The state had issued an emergency alert saying it was seeking an 18-year-old white man last seen at a QV gas station at 8:15 p.m., in the area and around the time of the reported shooting. Sgt. Steve Jarrett, the commander of state troopers’ Montgomery post, later confirmed to reporters that the shooting took place at the QV station, and that Johnson was the only suspect at the time. He was considered a “serious risk” who may have been traveling on foot, according to the alert.
Jarrett confirmed to news outlets that Johnson approached the shooting scene just after midnight, and had a handgun with him. The state law enforcement agency canceled the emergency alert early Sunday, saying Johnson was in custody.
Suspect has been captured, he walked up to the scene with the firearm in his hand pic.twitter.com/Dpt0AYuMB3
— Kirsten Fiscus (@KDFiscus) November 24, 2019
“Details as to how he fled the scene and then reappeared at the scene, all that’s going to be investigated,” Jarrett said, according to WSFA-TV. The gas station is located in the Lowndes County seat of Hayneville, around 20 miles (32 kilometers) southwest of Montgomery.
The tall sheriff was known as “Big John.” Ivey paid tribute to him online, writing that in his years of service in the U.S. Marine Corps and “his many years working in law enforcement, he dedicated his life to keeping other people safe.”
The sheriff was first elected in 2010, running as a Democrat. He was a Lowndes County native who started volunteering as a reserve deputy in 1978. He also worked for Hayneville police before joining the sheriff’s department full-time in 1987 and being appointed chief deputy in 1990.

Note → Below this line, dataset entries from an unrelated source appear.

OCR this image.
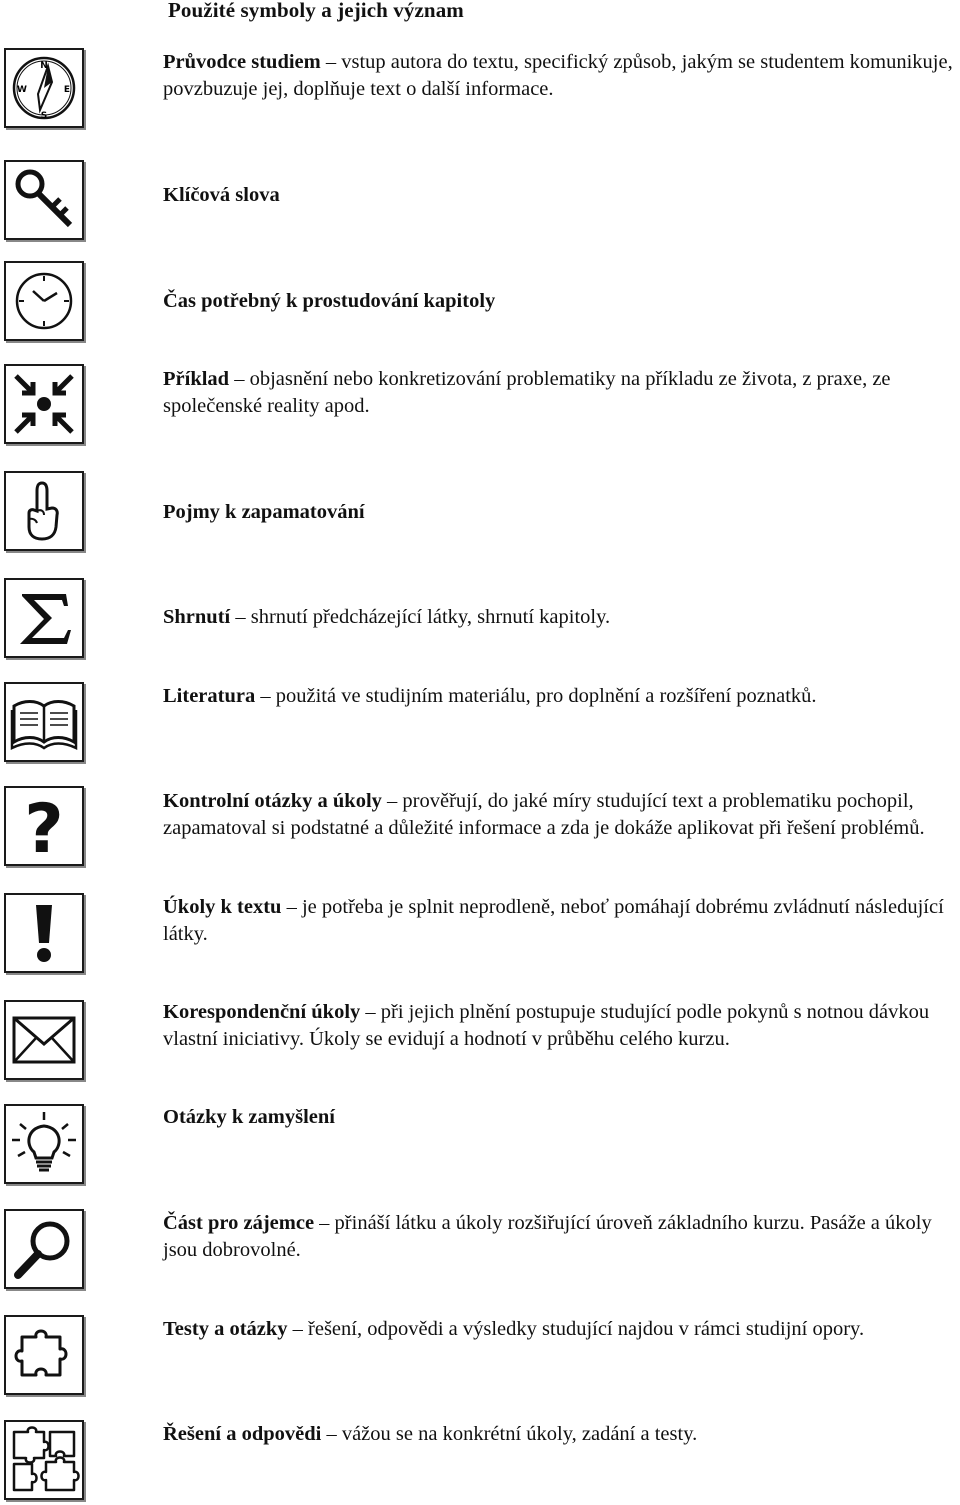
Použité symboly a jejich význam
N
S
W	E
Průvodce studiem – vstup autora do textu, specifický způsob, jakým se studentem komunikuje, povzbuzuje jej, doplňuje text o další informace.
Klíčová slova
Čas potřebný k prostudování kapitoly
Příklad – objasnění nebo konkretizování problematiky na příkladu ze života, z praxe, ze společenské reality apod.
Pojmy k zapamatování
Shrnutí – shrnutí předcházející látky, shrnutí kapitoly.
Literatura – použitá ve studijním materiálu, pro doplnění a rozšíření poznatků.
?	Kontrolní otázky a úkoly – prověřují, do jaké míry studující text a problematiku pochopil, zapamatoval si podstatné a důležité informace a zda je dokáže aplikovat při řešení problémů.
Úkoly k textu – je potřeba je splnit neprodleně, neboť pomáhají dobrému zvládnutí následující látky.
Korespondenční úkoly – při jejich plnění postupuje studující podle pokynů s notnou dávkou vlastní iniciativy. Úkoly se evidují a hodnotí v průběhu celého kurzu.
Otázky k zamyšlení
Část pro zájemce – přináší látku a úkoly rozšiřující úroveň základního kurzu. Pasáže a úkoly jsou dobrovolné.
Testy a otázky – řešení, odpovědi a výsledky studující najdou v rámci studijní opory.
Řešení a odpovědi – vážou se na konkrétní úkoly, zadání a testy.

“Sheriff Williams always wanted to make a difference in his community and felt there was no better way to help his community than to protect and serve them in law enforcement,” the biography read.
Lowndes County is predominantly black. It had a population of around 11,000 in the 2010 census. In 2007, more than 60 people gathered at the county courthouse to protest then-Gov. Bob Riley’s appointment of a white law enforcement officer to replace the county’s deceased sheriff. At the time, the county commission president said all five commissioners and other elected officials had recommended Williams, who is black, for the position.
During his decades long career with the sheriff’s office, Williams notably in 2000 was the arresting officer of Jamil Abdullah Al-Amin, a 1960s black militant who was known as H. Rap Brown before converting to Islam. Al-Amin was wanted and later convicted in the fatal 2000 shooting of a Fulton County sheriff’s deputy in Atlanta.
Williams is the fifth Alabama law enforcement officer to die from gunfire in the line of duty, and the sixth overall, in 2019, according to a statement from state Attorney General Steve Marshall.